Congrats! I missed one with my smokepole last week in PA.

posted using Outdoor Hub Campfire


----------



## johnrude (Mar 29, 2009)

nice rack i like the crooked brow tine


----------



## BassCatcher12 (Jun 24, 2005)

Congrats. in Ohio?


----------



## alpine5575 (Jul 22, 2006)

Way to hang in there. Nice buck


----------



## kprice (May 23, 2009)

nice late season buck! You must have a scope that picks up light very good if you shot it at 5 50...


----------



## bkr43050 (Apr 5, 2004)

Nice buck! And congrats on the late season kill and persistence!



kprice said:


> nice late season buck! You must have a scope that picks up light very good if you shot it at 5 50...


Cincy's sunset on 12/30 was stated as 5:19 which makes legal shooting time until 5:49. With a snow cover I suspect that there was plenty of shooting light at that time. Are you really wanting to question him for a minute beyond the quitting time.

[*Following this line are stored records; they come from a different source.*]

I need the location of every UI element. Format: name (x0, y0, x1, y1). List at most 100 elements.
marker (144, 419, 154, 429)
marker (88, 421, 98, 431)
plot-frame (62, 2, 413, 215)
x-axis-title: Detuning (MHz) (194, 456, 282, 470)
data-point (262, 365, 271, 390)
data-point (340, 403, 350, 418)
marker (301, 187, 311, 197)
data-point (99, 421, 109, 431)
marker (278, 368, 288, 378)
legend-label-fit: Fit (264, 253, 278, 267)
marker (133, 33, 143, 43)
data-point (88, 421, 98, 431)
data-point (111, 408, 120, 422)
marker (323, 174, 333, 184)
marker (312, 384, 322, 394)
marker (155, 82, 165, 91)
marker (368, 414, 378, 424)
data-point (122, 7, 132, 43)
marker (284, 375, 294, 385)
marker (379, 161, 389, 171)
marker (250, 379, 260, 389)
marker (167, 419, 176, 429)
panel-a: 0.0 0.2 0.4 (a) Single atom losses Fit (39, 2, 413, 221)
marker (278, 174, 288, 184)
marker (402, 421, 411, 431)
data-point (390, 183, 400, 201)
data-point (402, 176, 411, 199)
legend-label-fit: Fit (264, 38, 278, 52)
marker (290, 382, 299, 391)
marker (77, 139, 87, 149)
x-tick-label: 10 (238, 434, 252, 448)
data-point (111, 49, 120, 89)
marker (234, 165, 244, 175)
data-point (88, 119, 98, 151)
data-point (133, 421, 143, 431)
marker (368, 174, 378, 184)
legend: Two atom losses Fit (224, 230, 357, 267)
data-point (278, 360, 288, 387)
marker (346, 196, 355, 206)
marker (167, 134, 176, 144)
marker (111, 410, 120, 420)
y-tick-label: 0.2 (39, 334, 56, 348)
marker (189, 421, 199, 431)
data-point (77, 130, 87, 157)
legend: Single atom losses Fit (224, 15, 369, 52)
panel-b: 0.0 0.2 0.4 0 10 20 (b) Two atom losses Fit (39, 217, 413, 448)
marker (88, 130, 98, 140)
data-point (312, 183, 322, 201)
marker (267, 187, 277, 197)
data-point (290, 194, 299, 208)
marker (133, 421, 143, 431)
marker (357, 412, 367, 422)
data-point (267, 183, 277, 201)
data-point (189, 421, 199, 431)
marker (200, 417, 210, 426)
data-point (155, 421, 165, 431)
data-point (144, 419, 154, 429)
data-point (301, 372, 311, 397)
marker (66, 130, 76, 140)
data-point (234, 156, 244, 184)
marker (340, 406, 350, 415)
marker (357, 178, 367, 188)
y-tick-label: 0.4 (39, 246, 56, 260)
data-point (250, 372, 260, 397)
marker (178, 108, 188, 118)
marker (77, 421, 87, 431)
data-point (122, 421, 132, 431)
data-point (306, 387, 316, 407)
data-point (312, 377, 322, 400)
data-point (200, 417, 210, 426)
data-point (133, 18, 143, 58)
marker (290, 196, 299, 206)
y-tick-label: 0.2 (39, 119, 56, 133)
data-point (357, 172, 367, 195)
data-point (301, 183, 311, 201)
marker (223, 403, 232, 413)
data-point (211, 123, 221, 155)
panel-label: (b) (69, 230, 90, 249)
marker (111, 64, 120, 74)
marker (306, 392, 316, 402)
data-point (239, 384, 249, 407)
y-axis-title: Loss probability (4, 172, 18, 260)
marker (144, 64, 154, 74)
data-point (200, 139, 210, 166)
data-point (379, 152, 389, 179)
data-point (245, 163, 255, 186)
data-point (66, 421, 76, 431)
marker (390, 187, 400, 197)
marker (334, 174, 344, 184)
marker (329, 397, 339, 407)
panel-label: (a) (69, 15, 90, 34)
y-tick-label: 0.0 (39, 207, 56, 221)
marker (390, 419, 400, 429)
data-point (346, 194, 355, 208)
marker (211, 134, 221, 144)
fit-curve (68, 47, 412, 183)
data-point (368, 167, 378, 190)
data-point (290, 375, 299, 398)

Although if it were me I think I would have interpreted my watch to say 5:49 when I checked the deer in though.


----------



## carxman17 (Aug 23, 2007)

sorry it was 5:05 yea that would have been hard in the dark at 5:50


----------



## carxman17 (Aug 23, 2007)

I shoot a compound. would have been real hard at that time!!!!


----------



## kprice (May 23, 2009)

bkr43050 said:


> Nice buck! And congrats on the late season kill and persistence!
> 
> 
> Cincy's sunset on 12/30 was stated as 5:19 which makes legal shooting time until 5:49. With a snow cover I suspect that there was plenty of shooting light at that time. Are you really wanting to question him for a minute beyond the quitting time. Although if it were me I think I would have interpreted my watch to say 5:49 when I checked the deer in though.


Was not trying to start an argument. I figured it was a typo. Once again, congrats on the buck. 

posted using Outdoor Hub Campfire


----------



## bobk (Apr 30, 2004)

Nice job on the buck. Did you get him on a food source?


----------



## carxman17 (Aug 23, 2007)

No prob. kprice. Yes I have a feeder out....


----------



## bankfish (Sep 3, 2012)

Nice late season buck, congratulations


----------



## buckedup (Dec 29, 2007)

Congrats buck quessing ti be around 130 to 135

posted using Outdoor Hub Campfire


----------